Hint: This problem can be solved by equating the magnitude of centripetal force on the block required to continue the rotation with the block to the component of normal force in that direction and equating the weight of the body with the component of the normal force from the bowl that balances it. In equilibrium the sum of the forces is zero on the body.

Formula used:
${{F}_{C}}=m{{\omega }^{2}}R$
where ${{F}_{C}}$ is the centripetal force on a body of mass $m$ rotating on a circle of radius $R$ with angular speed $\omega$.
At equilibrium,
$\sum{\overrightarrow{F}=0}$
where $\overrightarrow{F}$ is a force on the body.

Complete step by step answer:

Firstly let us draw a diagram to understand the problem better.

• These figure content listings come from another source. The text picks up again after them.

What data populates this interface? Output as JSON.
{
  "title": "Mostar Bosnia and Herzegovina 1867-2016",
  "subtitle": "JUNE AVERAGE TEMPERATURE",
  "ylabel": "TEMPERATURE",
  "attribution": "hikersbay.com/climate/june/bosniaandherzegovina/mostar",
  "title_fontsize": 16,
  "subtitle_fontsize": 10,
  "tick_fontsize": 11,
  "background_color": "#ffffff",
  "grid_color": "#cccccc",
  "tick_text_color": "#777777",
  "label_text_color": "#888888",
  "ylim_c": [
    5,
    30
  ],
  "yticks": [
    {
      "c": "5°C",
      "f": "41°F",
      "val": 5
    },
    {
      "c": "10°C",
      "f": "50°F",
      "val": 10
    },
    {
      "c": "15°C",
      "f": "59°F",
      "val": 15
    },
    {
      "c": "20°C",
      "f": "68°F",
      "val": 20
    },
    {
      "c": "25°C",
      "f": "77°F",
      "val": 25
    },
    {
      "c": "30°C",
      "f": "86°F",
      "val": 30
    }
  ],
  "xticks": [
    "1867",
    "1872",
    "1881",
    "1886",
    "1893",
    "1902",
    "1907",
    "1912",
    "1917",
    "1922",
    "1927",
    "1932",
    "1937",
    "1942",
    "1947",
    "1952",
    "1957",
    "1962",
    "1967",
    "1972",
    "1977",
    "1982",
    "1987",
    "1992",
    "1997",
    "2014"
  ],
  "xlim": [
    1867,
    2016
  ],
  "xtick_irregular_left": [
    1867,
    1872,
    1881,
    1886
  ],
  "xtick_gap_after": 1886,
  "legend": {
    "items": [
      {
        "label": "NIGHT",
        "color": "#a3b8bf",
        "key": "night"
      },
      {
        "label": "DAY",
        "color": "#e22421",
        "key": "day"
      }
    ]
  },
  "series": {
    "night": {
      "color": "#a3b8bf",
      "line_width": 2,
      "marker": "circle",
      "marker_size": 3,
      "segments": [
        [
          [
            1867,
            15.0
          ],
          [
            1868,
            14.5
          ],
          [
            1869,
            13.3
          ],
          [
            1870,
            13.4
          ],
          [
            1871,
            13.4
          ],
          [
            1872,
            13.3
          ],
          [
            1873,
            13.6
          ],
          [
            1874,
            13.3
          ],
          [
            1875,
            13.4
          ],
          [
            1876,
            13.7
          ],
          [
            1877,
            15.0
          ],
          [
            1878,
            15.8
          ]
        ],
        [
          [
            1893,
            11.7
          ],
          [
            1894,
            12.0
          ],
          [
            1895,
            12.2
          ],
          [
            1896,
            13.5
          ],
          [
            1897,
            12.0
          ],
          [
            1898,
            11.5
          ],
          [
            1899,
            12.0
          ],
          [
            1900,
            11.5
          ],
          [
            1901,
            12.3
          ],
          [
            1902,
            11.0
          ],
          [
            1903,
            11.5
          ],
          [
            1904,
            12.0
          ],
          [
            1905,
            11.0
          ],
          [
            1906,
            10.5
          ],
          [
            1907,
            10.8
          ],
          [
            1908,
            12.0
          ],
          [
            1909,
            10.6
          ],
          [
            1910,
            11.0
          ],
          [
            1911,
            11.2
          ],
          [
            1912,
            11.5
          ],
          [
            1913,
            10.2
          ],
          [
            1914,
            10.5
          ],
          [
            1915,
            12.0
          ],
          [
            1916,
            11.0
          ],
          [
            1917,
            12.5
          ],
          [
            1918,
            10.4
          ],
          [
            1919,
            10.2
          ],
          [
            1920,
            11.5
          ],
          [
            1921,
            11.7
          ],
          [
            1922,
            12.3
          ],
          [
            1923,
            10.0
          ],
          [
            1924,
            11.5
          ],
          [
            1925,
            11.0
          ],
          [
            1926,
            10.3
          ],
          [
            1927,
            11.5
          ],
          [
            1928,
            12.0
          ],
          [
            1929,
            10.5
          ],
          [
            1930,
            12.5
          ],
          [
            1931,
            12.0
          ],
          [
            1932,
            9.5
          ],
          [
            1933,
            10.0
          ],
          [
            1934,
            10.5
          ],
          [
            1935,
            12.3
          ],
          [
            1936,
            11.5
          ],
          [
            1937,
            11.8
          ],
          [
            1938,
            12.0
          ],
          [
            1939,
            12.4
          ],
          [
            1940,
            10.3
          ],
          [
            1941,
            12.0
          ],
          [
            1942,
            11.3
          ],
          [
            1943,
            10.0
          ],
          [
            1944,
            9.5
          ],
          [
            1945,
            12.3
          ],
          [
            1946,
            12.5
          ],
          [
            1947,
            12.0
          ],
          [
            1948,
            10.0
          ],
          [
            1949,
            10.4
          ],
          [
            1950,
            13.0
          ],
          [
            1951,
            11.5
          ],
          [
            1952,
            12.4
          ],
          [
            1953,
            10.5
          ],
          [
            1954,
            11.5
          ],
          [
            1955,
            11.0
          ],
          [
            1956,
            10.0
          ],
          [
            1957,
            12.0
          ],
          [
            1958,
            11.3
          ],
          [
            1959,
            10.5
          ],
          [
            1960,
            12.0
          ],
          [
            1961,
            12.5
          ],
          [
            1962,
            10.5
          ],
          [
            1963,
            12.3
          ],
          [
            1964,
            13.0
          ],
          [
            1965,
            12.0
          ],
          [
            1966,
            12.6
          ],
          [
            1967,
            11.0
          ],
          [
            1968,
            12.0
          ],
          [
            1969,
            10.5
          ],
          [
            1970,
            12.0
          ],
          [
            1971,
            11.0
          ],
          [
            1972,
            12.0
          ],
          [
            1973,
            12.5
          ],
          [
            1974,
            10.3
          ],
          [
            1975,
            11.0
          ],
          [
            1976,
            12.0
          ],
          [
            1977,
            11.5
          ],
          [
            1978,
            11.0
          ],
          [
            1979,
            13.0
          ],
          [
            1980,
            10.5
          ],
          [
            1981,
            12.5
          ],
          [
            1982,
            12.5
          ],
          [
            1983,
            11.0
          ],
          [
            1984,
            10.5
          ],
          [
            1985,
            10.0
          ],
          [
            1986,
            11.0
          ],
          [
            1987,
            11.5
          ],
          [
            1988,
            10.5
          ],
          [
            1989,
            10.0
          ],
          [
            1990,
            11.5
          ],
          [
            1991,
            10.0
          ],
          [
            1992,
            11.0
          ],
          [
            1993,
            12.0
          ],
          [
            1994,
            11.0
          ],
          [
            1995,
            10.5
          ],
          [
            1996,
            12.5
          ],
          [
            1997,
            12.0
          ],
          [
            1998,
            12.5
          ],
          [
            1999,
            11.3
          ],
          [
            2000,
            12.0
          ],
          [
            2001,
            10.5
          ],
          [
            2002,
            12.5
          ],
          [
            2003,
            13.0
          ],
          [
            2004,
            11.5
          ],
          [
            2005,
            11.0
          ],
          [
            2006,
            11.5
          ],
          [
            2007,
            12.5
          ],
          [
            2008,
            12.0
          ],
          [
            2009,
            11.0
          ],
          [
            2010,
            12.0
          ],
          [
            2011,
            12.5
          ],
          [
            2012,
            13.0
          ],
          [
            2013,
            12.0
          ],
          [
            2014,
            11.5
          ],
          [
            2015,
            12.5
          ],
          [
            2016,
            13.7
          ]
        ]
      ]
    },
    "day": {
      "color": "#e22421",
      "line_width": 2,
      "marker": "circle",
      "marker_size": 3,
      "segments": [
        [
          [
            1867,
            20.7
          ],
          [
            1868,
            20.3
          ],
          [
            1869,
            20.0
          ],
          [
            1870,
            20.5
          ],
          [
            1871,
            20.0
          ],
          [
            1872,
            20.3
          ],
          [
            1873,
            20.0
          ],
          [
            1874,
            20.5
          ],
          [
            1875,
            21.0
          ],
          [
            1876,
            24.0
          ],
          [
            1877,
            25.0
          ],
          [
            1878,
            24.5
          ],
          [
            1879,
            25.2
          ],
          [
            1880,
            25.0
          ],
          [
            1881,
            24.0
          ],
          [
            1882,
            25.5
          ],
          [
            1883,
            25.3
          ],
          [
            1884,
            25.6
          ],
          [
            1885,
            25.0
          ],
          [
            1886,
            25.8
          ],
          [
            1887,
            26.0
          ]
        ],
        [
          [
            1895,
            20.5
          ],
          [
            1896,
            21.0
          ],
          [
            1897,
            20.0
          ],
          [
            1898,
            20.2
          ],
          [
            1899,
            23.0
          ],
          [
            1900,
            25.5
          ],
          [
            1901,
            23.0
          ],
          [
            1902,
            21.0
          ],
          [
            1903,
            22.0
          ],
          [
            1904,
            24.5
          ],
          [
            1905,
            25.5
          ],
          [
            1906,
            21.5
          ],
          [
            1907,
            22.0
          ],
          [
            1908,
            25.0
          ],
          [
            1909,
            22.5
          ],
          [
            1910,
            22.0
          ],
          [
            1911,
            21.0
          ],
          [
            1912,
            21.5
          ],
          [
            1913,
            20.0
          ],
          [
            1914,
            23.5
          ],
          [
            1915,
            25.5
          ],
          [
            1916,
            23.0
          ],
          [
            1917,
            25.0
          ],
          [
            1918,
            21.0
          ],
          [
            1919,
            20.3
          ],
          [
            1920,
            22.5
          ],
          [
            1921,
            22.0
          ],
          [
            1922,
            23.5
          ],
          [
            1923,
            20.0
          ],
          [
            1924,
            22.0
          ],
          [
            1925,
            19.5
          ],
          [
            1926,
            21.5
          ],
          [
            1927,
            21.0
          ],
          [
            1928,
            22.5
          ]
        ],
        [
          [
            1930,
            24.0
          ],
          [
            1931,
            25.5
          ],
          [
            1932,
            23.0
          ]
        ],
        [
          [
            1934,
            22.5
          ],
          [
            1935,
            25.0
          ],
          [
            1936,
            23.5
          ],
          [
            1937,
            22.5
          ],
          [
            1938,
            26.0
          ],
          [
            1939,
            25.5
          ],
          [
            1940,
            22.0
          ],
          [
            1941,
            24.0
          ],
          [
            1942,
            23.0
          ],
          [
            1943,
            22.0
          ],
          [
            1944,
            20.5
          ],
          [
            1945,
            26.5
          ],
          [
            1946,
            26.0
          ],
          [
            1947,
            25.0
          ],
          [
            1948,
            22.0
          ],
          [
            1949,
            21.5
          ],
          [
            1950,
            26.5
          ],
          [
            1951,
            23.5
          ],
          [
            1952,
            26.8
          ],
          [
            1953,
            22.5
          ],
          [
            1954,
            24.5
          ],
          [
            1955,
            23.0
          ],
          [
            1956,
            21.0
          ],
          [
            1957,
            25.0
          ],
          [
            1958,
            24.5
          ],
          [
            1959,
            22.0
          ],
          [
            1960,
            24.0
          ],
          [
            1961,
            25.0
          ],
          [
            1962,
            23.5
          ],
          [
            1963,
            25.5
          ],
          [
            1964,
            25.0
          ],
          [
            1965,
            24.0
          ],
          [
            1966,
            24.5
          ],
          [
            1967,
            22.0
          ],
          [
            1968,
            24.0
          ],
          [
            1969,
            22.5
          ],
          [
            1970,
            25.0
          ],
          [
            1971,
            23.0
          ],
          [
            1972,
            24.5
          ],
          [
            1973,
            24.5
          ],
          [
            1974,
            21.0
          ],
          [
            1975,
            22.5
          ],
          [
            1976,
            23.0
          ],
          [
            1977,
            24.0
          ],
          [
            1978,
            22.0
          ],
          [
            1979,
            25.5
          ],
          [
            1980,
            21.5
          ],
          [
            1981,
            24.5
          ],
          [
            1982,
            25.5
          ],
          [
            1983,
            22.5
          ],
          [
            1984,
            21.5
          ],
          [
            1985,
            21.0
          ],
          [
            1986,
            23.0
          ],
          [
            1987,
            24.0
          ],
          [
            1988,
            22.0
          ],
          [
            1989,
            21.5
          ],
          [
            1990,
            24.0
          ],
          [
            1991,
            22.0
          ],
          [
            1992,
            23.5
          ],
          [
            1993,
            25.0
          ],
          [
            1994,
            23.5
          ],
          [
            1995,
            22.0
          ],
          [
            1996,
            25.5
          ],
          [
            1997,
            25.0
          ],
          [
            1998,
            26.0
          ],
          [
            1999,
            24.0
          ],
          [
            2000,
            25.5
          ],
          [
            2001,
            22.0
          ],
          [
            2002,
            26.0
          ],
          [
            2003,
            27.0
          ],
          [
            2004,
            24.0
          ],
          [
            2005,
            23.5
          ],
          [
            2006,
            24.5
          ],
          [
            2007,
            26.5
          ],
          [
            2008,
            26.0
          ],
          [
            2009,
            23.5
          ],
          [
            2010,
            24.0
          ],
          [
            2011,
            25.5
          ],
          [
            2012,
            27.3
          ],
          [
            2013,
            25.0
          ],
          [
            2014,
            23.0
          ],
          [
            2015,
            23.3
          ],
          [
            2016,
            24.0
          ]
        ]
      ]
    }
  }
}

The block essentially rotates in a circle of radius $R$, where
$R=r\sin \theta$ (from geometry of the figure) --(1)
Now, let us draw the free body diagram of the block.

Now,
${{F}_{C}}=m{{\omega }^{2}}R$ --(2)
where ${{F}_{C}}$ is the centripetal force on a body of mass $m$ rotating on a circle of radius $R$ with angular speed $\omega$.
Let the mass of the block be $M$.
The centripetal force is provided by the horizontal component of the normal force from the bowl, that is, $N\sin \theta$. --(3)
The block rotates in a radius of $r$ with the same angular speed as the bowl, that is, $\omega$.
Therefore, from (1), (2) and (3),
$M{{\omega }^{2}}r=N\sin \theta$
$\therefore M{{\omega }^{2}}r\sin \theta =N\sin \theta$
$\therefore M{{\omega }^{2}}r=N$
$\therefore {{\omega }^{2}}=\dfrac{N}{Mr}$ ---(4)
Now, in the vertical direction, the block is in equilibrium. Hence, the vertical component of the normal force cancels out the weight of the block. Hence, from the free body diagram,
$N\cos \theta =Mg$
$\therefore N=\dfrac{Mg}{\cos \theta }$ ---(5)
Putting (5) in (4), we get,
${{\omega }^{2}}=\dfrac{\dfrac{Mg}{\cos \theta }}{Mr}=\dfrac{Mg}{Mr\cos \theta }=\dfrac{g}{R\cos \theta }$
Square rooting both sides, we get,
$\sqrt{{{\omega }^{2}}}=\sqrt{\dfrac{g}{r\cos \theta }}$
$\therefore \omega =\sqrt{\dfrac{g}{r\cos \theta }}$
Hence, the required angular speed of the bowl is $\sqrt{\dfrac{g}{r\cos \theta }}$.
Therefore, the correct option is B) $\omega =\sqrt{\dfrac{g}{r\cos \theta }}$.

Note: For complex problems like these it is always better to draw a proper diagram. Many relations can be devised using geometry in the diagram which makes the problem a lot easier. Since it is easier to visualize and understand a diagram rather than words, the problem becomes very easy upon drawing a diagram.
Students should also check whether the question mentions friction or not. If the bowl had friction, it too would have exerted a force on the ball. This force would have horizontal and vertical components which would have had to be accounted for in the equations. Friction would have provided for extra centripetal force. Hence, for the same problem the bowl could have rotated with greater angular speed if it had friction.